What should have been a short news-of-the-weird segment turned out to be much bigger, and much darker, than Farrier expected. What he found became the basis for his debut documentary, “Tickled,” which premieres on HBO Monday at 10 p.m. Three years after Farrier first found those harmless-looking videos, he says, “I never expected the tickling story would last. I certainly wasn’t expecting to still be talking about it now.”

“Tickled” has taken on a life of its own since it screened at Sundance in January 2016. Directed by Farrier and Dylan Reeve, “Tickled” delves into a company called Jane O’Brien Media, run by an elusive woman who solicits private tickling videos from good-looking young men. In return, the men say they received cash — sometimes thousands of dollars — and gifts such as concert tickets. When they declined to make any more videos, however, the participants say they found themselves harassed and humiliated. In the film, one participant recalls how his videos and personal information were posted online.

The truly weird part — and here comes a major spoiler — is that, according to Farrier, the elusive woman is actually a man from Long Island named David P. D’Amato.

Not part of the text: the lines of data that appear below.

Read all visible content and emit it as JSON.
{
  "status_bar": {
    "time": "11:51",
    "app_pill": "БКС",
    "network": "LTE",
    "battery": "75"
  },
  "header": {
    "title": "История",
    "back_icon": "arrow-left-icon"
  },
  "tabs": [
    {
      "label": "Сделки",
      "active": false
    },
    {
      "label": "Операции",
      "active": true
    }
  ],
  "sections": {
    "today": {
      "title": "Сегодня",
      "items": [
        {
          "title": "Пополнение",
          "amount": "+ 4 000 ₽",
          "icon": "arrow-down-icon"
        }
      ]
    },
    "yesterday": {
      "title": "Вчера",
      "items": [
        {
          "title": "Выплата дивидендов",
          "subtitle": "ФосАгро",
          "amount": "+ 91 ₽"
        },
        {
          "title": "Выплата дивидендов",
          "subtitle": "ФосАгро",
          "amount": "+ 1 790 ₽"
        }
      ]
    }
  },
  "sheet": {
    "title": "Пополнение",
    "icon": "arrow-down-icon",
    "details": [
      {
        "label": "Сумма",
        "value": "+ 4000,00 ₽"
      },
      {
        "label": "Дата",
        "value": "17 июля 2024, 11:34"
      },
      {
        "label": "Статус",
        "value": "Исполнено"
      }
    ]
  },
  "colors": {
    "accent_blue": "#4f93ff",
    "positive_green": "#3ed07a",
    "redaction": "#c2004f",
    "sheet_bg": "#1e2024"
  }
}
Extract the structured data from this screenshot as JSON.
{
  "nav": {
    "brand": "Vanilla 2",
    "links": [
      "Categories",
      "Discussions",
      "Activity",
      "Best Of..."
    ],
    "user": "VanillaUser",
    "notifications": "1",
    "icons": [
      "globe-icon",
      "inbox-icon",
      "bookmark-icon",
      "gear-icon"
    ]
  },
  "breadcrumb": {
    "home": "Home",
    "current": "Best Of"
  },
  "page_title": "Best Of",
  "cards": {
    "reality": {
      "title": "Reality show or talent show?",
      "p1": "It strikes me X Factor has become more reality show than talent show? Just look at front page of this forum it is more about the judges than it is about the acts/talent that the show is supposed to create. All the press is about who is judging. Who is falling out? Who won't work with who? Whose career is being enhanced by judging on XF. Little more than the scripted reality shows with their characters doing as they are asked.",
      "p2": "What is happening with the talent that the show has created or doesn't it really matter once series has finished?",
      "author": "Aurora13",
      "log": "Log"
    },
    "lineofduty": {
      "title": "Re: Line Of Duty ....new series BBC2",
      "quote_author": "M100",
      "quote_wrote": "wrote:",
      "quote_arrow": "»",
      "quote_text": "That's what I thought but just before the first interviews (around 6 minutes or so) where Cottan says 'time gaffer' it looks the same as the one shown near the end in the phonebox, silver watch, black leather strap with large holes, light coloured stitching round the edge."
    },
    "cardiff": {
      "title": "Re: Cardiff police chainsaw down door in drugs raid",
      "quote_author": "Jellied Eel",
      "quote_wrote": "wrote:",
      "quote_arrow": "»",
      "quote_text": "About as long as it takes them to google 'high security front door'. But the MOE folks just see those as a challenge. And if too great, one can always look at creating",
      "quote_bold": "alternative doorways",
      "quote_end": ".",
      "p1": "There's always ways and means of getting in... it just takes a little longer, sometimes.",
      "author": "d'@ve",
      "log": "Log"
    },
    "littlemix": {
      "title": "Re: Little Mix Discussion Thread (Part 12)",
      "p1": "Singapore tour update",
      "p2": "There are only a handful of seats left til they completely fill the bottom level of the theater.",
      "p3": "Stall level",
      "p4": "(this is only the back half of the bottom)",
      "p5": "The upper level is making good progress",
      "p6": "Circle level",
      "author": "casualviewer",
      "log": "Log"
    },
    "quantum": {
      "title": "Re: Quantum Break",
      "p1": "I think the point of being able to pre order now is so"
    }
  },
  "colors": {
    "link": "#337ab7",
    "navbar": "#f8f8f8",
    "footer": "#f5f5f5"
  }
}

In the film, Farrier confronts D’Amato outside a Starbucks in Garden City. “I don’t want to talk to you,” D’Amato says.

D’Amato issued a statement through his lawyer, Jonathan Messina of the Carle Place firm Leeds Brown Law, saying that he “vehemently denies the accusations contained within the film” and “is pursuing legal remedies.” The statement also pointed to a July 2016 episode of ABC’s “Nightline” in which a man named Louis Peluso claims to own Jane O’Brien Media and insists D’Amato has no connection to the company. In that episode, one individual who appeared in the documentary claims he was paid by the filmmakers.

Farrier acknowledges paying one subject for his services as a guide for the filmmakers, but he also says: “I stand by all the allegations made in the documentary.”

In 2001, D’Amato was convicted of violating the federal Computer Fraud and Abuse Act. According to federal prosecutors, he solicited tickling videos from teenagers and then, when they stopped co-operating, launched email attacks against them and their colleges. D’Amato pleaded guilty, was fined $5,000 and sentenced to six months in a halfway house. He also resigned as an assistant principal at West Hempstead High School.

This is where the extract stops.